Regia: Thomas McCarthy
Cast: Richard Jenkins, Haaz Sleiman, Danai Jekesai Gurira
Durata: 104 minuti
Anno: 2008
Continua e anzi cresce l’amore che il cinema hollywoodiano prova per le opere indipendenti, piccole e all’europea quei film cioè dove l’attenzione non è tanto rivolta all’azione quanto ai personaggi e alle relazioni che intrattengono.
Dal Sundance Film Festival stanno sconfinando anche in altre aree del sistema-cinema statunitense pellicole “piccole” nel senso di brevi e che mettono in scena storie particolari e non particolarmente emblematiche con l’obiettivo di svelare sentimenti senza bisogno di intrecci forti.
L’Ospite Inatteso in particolar modo mette in relazione un professore universitario dalla vita monotona e grigia con la vitalità europea di due immigrati clandestini che per una storia di truffe si trovano ad abitare la casa che il professore non usa più ma che non ha effettivamente mai affittato. Tra i tre scatta un’amicizia dalla quale ovviamente sarà il professore grigio ad imparare più di tutti.
Più che in altri film quest’opera di Tom McCarthy si basa tutta sull’attore protagonista. A lui, alle sue espressioni, i suoi piccoli gesti e la sua capacità di comunicare con molto poco è spesso lasciata la soluzione delle scene, cioè il compito di comunicare.
McCarthy dunque non usa molto la sceneggiatura come non usa molto l’illuminazione o la colonna sonora.

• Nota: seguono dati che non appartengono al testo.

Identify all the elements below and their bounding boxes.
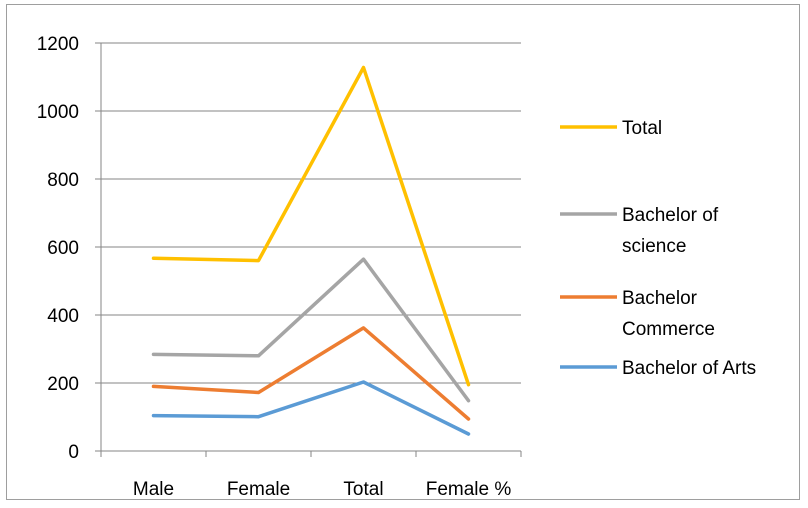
x-axis-tick-labels: Male Female Total Female % bbox=[133, 479, 511, 500]
y-tick-label: 600 bbox=[47, 238, 79, 259]
y-tick-label: 0 bbox=[68, 442, 79, 463]
legend-label-bachelor-commerce: Commerce bbox=[622, 319, 715, 340]
series-line-bachelor-of-arts bbox=[151, 380, 471, 436]
series-line-total bbox=[151, 65, 471, 387]
y-tick-label: 400 bbox=[47, 306, 79, 327]
series-lines bbox=[151, 65, 471, 436]
y-tick-label: 800 bbox=[47, 170, 79, 191]
x-tick-label: Total bbox=[343, 479, 383, 500]
series-line-bachelor-commerce bbox=[151, 326, 471, 421]
y-tick-label: 1000 bbox=[37, 102, 79, 123]
legend-label-total: Total bbox=[622, 118, 662, 139]
legend-label-bachelor-of-science: science bbox=[622, 236, 686, 257]
x-tick-label: Male bbox=[133, 479, 174, 500]
y-tick-label: 1200 bbox=[37, 34, 79, 55]
legend-label-bachelor-of-arts: Bachelor of Arts bbox=[622, 358, 756, 379]
x-tick-label: Female % bbox=[426, 479, 512, 500]
y-axis-tick-labels: 0 200 400 600 800 1000 1200 bbox=[37, 34, 79, 463]
legend-label-bachelor-commerce: Bachelor bbox=[622, 288, 698, 309]
series-line-bachelor-of-science bbox=[151, 257, 471, 403]
legend: Total Bachelor of science Bachelor Commerce B… bbox=[560, 118, 756, 379]
y-tick-label: 200 bbox=[47, 374, 79, 395]
x-tick-label: Female bbox=[227, 479, 290, 500]
axes bbox=[95, 42, 522, 457]
chart-frame bbox=[6, 4, 800, 500]
legend-label-bachelor-of-science: Bachelor of bbox=[622, 205, 719, 226]
gridlines bbox=[101, 42, 521, 384]
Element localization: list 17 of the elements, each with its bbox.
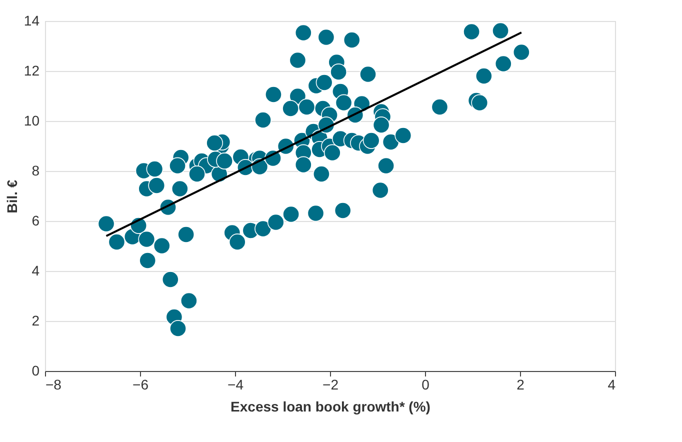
- x-tick-label: −6: [132, 376, 149, 392]
- y-axis-title: Bil. €: [4, 180, 20, 214]
- y-tick-label: 12: [24, 62, 40, 78]
- y-tick-label: 4: [32, 262, 40, 278]
- y-tick-label: 10: [24, 112, 40, 128]
- x-tick-label: 2: [516, 376, 525, 392]
- x-tick-label: −2: [322, 376, 339, 392]
- x-axis-title: Excess loan book growth* (%): [230, 398, 430, 414]
- y-tick-label: 2: [32, 312, 40, 328]
- x-tick-label: 4: [608, 376, 616, 392]
- y-tick-label: 0: [32, 362, 40, 378]
- x-tick-label: −4: [228, 376, 244, 392]
- y-tick-label: 14: [24, 12, 40, 28]
- x-tick-label: −8: [46, 376, 62, 392]
- y-tick-label: 6: [32, 212, 40, 228]
- y-tick-label: 8: [32, 162, 40, 178]
- x-tick-label: 0: [422, 376, 430, 392]
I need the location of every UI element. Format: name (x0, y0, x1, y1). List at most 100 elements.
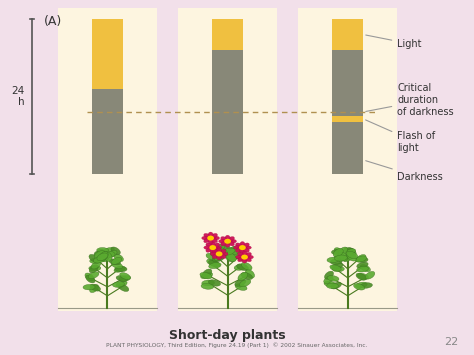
Bar (178, 9, 277, 311)
Ellipse shape (354, 284, 365, 290)
Ellipse shape (219, 249, 226, 254)
Ellipse shape (202, 236, 210, 240)
Ellipse shape (357, 262, 368, 268)
Ellipse shape (237, 257, 244, 262)
Ellipse shape (232, 247, 244, 253)
Ellipse shape (228, 241, 235, 246)
Ellipse shape (214, 246, 222, 250)
Ellipse shape (332, 266, 344, 272)
Ellipse shape (201, 272, 213, 279)
Ellipse shape (244, 246, 251, 250)
Ellipse shape (219, 239, 226, 243)
Ellipse shape (107, 250, 117, 258)
Ellipse shape (94, 251, 105, 258)
Ellipse shape (238, 272, 248, 280)
Ellipse shape (228, 236, 235, 241)
Ellipse shape (90, 258, 102, 263)
Ellipse shape (93, 256, 106, 263)
Ellipse shape (211, 234, 218, 238)
Ellipse shape (89, 272, 99, 279)
Ellipse shape (119, 275, 131, 281)
Ellipse shape (245, 252, 251, 257)
Ellipse shape (243, 247, 249, 252)
Bar (58, 9, 157, 311)
Ellipse shape (243, 243, 249, 248)
Ellipse shape (202, 269, 212, 278)
Ellipse shape (246, 255, 254, 259)
Ellipse shape (360, 264, 371, 272)
Ellipse shape (204, 246, 211, 250)
Ellipse shape (229, 247, 242, 255)
Ellipse shape (111, 257, 122, 264)
Ellipse shape (356, 257, 368, 262)
Ellipse shape (209, 263, 221, 269)
Ellipse shape (356, 255, 366, 262)
Ellipse shape (240, 248, 245, 253)
Ellipse shape (355, 256, 366, 262)
Ellipse shape (240, 241, 245, 247)
Ellipse shape (235, 253, 245, 261)
Text: (A): (A) (44, 16, 62, 28)
Ellipse shape (356, 282, 367, 288)
Ellipse shape (219, 245, 231, 251)
Text: Darkness: Darkness (366, 161, 443, 182)
Ellipse shape (209, 280, 220, 286)
Ellipse shape (231, 246, 244, 251)
Bar (332, 122, 363, 174)
Ellipse shape (212, 249, 219, 254)
Ellipse shape (236, 247, 242, 252)
Ellipse shape (220, 252, 228, 256)
Ellipse shape (85, 273, 94, 281)
Bar (212, 19, 243, 50)
Ellipse shape (214, 251, 224, 261)
Ellipse shape (89, 266, 101, 271)
Ellipse shape (213, 247, 219, 252)
Ellipse shape (237, 252, 244, 257)
Ellipse shape (242, 257, 247, 263)
Text: 24
h: 24 h (12, 86, 25, 107)
Ellipse shape (211, 238, 218, 243)
Ellipse shape (83, 284, 95, 290)
Ellipse shape (202, 280, 215, 286)
Circle shape (207, 236, 214, 241)
Text: 22: 22 (444, 337, 458, 346)
Ellipse shape (330, 265, 341, 271)
Ellipse shape (208, 239, 213, 244)
Text: Critical
duration
of darkness: Critical duration of darkness (366, 83, 454, 116)
Ellipse shape (357, 273, 368, 279)
Ellipse shape (99, 252, 108, 261)
Ellipse shape (360, 283, 373, 288)
Bar (92, 19, 123, 89)
Ellipse shape (102, 251, 115, 257)
Ellipse shape (115, 266, 127, 272)
Ellipse shape (113, 282, 125, 287)
Ellipse shape (235, 279, 246, 286)
Ellipse shape (97, 247, 109, 253)
Ellipse shape (236, 243, 242, 248)
Ellipse shape (241, 273, 253, 280)
Ellipse shape (237, 264, 248, 271)
Ellipse shape (206, 253, 218, 260)
Bar (92, 89, 123, 174)
Ellipse shape (207, 259, 218, 266)
Ellipse shape (331, 249, 344, 255)
Ellipse shape (201, 283, 214, 289)
Ellipse shape (217, 254, 222, 260)
Ellipse shape (109, 259, 120, 265)
Bar (332, 50, 363, 116)
Ellipse shape (210, 248, 215, 253)
Bar (298, 9, 397, 311)
Circle shape (239, 245, 246, 250)
Ellipse shape (221, 236, 227, 241)
Ellipse shape (212, 236, 219, 240)
Ellipse shape (208, 232, 213, 238)
Ellipse shape (215, 244, 225, 252)
Ellipse shape (114, 254, 123, 262)
Ellipse shape (200, 272, 212, 279)
Ellipse shape (324, 276, 333, 284)
Ellipse shape (97, 253, 108, 261)
Ellipse shape (97, 255, 107, 262)
Ellipse shape (118, 284, 129, 291)
Ellipse shape (229, 239, 237, 243)
Ellipse shape (338, 247, 347, 255)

Usa invece Richard Jenkins (attore solitamente non protagonista che si è fatto notare in un’infintà di pellicole non ultima Burn After Reading) che, nonostante non sia il protagonista assoluto, riassume in sè tutto il significato di un’opera che non può dirsi pienamente completa anche se indubbiamente sa come conquistare lo spettatore.
Si perchè cambiano i paradigmi, cambiano i budget e i modelli i riferimento ma il cinema americano non dimentica la sua vocazione industriale e anche in questa nuova veste indipendente (o finta tale) agisce secondo strutture fisse e maschere tipiche.